Reflecting on Taiwan’s 10 years of medical assistance to the Solomon Islands

DEAR EDITOR, in September this year Taiwan set up a $US2 million medical fund to boost co-operation with countries in the Pacific Islands Forum, including the Solomon Islands, Kiribati, Nauru, Palau, Tuvalu and the Marshall Islands, all six being diplomatic allies of Taiwan.

It was announced at the time the medical fund was set-up that all Forum members could apply for funding to support medical teams from Taiwan travelling to their countries to provide medical services at Republic of China (ROC) embassies or representative offices.

Soon after Taiwan had announced the creation of the medical fund, a Taiwanese mobile medical team visited the Solomon Islands and spent 8 days touring Small Malaita where the team did much good work in treating a large number of patients and providing advice on infectious diseases.

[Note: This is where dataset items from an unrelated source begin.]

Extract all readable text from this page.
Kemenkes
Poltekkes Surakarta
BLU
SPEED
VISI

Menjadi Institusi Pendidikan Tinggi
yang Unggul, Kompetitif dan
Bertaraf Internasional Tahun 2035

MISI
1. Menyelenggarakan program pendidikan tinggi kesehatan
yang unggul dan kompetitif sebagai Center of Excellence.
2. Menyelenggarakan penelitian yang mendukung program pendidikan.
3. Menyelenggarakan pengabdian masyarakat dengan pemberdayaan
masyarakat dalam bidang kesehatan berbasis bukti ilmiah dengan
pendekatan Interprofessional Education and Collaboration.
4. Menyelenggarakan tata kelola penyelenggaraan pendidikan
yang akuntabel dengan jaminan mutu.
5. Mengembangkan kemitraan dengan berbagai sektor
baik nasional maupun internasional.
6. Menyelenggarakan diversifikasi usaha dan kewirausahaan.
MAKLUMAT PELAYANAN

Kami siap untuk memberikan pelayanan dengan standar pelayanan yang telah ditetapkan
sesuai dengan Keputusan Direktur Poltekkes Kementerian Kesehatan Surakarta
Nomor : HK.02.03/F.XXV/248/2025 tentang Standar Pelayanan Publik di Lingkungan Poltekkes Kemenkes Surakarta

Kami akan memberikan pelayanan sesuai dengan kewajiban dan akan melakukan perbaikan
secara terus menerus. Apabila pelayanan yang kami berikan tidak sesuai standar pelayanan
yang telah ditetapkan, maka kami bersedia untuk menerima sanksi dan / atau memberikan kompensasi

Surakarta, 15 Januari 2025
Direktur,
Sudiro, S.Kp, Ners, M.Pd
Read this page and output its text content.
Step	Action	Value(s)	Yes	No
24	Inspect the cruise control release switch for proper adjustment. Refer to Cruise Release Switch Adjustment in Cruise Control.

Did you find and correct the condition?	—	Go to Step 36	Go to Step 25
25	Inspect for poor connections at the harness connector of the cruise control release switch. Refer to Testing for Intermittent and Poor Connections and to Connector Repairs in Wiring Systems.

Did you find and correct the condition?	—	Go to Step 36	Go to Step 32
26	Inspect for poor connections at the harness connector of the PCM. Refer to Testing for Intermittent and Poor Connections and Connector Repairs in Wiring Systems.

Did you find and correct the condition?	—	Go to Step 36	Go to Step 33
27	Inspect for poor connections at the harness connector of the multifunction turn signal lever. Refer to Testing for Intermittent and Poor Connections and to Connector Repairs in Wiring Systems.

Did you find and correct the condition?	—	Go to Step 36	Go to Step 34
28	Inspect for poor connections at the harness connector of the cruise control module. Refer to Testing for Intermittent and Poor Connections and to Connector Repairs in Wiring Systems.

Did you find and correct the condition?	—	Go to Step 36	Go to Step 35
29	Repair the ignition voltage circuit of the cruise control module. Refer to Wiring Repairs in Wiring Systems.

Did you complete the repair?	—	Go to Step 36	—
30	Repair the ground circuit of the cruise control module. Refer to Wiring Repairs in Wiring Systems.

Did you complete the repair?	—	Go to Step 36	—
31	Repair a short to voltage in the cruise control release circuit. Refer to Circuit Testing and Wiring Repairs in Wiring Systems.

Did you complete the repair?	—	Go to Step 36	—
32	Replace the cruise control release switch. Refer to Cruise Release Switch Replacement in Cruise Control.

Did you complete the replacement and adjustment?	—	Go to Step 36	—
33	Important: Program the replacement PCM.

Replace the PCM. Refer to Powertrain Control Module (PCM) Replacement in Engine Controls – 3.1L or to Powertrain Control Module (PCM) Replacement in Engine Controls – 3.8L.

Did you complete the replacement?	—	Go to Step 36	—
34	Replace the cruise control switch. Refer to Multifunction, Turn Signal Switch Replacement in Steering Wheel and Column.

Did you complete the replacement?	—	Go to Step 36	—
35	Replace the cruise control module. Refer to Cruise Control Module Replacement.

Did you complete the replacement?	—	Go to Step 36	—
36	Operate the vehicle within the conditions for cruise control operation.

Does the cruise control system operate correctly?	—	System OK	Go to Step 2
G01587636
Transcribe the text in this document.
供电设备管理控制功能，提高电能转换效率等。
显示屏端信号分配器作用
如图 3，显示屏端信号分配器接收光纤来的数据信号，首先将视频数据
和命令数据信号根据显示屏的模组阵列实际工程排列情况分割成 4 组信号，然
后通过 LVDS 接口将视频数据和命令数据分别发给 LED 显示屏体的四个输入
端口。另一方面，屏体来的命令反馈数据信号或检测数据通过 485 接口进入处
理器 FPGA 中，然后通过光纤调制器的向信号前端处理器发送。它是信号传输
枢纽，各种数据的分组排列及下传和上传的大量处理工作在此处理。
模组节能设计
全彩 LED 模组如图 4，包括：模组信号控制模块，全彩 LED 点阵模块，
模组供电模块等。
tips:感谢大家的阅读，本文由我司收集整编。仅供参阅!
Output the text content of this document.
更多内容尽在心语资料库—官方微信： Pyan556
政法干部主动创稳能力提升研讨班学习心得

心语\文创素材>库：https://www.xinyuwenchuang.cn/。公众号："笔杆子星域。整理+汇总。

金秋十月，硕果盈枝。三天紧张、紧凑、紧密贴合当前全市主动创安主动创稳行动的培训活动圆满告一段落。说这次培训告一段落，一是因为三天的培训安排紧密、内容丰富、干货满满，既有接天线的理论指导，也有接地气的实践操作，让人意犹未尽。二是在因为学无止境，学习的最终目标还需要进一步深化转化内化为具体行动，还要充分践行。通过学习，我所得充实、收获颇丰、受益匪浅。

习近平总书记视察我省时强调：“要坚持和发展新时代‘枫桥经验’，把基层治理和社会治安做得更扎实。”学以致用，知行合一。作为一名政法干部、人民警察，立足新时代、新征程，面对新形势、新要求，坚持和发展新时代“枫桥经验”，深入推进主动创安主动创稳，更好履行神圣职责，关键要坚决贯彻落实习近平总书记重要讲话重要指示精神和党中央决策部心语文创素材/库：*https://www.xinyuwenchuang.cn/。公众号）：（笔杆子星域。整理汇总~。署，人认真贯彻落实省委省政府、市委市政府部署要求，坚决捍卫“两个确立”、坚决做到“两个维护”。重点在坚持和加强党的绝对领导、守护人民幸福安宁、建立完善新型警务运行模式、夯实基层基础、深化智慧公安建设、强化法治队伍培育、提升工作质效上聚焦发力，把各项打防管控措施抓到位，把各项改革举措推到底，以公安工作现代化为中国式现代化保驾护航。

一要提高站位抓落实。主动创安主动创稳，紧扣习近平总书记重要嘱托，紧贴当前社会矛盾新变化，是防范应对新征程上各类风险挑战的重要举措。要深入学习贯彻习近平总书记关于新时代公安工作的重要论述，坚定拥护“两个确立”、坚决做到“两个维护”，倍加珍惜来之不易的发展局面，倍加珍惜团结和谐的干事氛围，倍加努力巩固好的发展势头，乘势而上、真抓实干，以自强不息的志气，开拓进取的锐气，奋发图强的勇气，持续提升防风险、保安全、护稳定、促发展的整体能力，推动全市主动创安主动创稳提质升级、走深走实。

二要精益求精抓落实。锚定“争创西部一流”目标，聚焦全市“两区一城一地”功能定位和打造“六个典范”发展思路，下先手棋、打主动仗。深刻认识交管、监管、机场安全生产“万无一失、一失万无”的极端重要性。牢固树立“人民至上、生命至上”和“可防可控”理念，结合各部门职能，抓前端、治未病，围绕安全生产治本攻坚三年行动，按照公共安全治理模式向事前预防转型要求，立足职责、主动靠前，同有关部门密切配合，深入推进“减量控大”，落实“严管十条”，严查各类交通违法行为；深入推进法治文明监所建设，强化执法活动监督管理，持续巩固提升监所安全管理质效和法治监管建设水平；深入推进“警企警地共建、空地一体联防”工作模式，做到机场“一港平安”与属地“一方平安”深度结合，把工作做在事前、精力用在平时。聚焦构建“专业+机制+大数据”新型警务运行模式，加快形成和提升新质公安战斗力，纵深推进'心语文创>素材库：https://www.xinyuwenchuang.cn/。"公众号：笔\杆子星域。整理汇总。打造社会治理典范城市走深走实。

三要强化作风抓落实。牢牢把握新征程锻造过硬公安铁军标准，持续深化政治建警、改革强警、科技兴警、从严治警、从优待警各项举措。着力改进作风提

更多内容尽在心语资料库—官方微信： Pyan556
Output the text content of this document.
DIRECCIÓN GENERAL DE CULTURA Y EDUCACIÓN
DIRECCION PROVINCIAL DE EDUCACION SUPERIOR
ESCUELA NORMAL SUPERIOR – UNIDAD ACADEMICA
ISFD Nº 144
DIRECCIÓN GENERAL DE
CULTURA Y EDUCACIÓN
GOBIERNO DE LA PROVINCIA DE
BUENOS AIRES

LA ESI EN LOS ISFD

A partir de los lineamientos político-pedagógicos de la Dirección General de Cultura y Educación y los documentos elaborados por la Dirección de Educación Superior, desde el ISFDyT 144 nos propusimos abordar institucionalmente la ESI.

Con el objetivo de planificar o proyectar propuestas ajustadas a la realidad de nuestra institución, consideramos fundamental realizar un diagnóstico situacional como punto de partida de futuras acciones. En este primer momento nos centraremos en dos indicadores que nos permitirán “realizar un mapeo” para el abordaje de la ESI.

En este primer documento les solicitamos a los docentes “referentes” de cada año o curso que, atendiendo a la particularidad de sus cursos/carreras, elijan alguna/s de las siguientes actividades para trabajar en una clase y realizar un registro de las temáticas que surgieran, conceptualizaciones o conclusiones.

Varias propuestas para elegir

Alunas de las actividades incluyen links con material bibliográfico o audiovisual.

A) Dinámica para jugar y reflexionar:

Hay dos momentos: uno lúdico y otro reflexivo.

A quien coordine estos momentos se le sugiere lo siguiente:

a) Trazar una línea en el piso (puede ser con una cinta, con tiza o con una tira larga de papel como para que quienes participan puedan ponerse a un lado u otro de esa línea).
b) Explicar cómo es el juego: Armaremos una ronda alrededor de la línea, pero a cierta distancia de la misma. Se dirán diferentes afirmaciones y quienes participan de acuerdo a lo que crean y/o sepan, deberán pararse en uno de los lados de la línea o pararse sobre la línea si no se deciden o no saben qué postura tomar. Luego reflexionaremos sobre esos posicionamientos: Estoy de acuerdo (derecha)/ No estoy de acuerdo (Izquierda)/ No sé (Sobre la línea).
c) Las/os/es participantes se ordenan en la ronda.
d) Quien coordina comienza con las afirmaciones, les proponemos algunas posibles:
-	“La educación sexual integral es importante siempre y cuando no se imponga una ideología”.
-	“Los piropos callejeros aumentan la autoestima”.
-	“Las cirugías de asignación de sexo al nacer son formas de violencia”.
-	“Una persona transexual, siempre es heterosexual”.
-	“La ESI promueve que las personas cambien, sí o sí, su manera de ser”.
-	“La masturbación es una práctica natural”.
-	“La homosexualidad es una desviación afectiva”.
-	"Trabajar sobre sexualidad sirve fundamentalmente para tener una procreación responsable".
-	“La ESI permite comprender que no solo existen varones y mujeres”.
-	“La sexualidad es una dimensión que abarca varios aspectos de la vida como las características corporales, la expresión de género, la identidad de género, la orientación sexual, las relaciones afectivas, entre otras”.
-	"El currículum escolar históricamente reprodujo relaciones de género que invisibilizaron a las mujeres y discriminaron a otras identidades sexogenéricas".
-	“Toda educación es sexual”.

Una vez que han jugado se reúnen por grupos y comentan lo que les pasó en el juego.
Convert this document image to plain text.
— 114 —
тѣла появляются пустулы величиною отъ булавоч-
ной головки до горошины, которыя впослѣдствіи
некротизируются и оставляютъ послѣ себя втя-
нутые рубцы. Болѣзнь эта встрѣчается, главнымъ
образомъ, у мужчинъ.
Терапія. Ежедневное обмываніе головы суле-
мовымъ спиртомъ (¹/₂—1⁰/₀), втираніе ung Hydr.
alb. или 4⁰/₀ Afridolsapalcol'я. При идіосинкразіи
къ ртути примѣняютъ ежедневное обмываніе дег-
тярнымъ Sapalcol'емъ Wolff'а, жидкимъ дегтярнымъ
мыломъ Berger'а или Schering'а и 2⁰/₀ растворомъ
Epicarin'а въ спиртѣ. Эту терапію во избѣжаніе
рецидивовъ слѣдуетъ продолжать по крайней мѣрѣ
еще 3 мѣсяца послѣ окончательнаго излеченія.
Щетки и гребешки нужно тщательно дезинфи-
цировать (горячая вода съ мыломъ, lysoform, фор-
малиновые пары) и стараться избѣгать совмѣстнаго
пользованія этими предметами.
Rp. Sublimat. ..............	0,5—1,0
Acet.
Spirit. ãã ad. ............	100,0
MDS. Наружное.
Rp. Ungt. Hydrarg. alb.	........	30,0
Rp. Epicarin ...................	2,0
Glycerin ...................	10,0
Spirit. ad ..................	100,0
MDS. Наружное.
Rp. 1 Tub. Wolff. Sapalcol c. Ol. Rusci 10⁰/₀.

At the time of that visit I wrote and expressed my personal thanks for the excellent and very timely work the medical team did in aiding the rural population in Small Malaita.

I am not aware that there has been any further visits by a fresh medical team and I remain concerned for the health needs of rural communities in Isabel Province in the Western Province and on Russell Island in particular, given the broken down state of the Tatamba medical clinic, the Panueli medical clinic and the many derelict and abandoned medical clinics in the Western Province.

If I am correct in believing the last medical team visit was the one undertaken in Small Malaita over two months ago, could some indication be given by the Taiwanese Embassy or the Solomon Islands Ministry of Health and Medical Services (MHMS) when a new visit, or visits, will resume given the funding that was allocated for such visits at the inception of the medical fund I have mentioned?

I am well aware, and appreciative, of all that Taiwan is doing to support the National Referral Hospital (NRH) and with outreach programmes advising schools and communities on diet and proper nutrition to help offset diabetes and health complications arising from non-communicable diseases.

I was especially appreciative of Taiwan’s help to the NRH in upgrading the Dengue laboratory and for lectures on mosquito borne diseases.

I am mindful, too, that the Dengue laboratory at the NRH was set up after the first big dengue outbreak in 2013 and designed by the Tropical Medicine Center (TMC) of Kaohsiung Medical University Hospital (KMUH) under a grant support of the Ministry of Foreign Affairs (MOFA), Taiwan.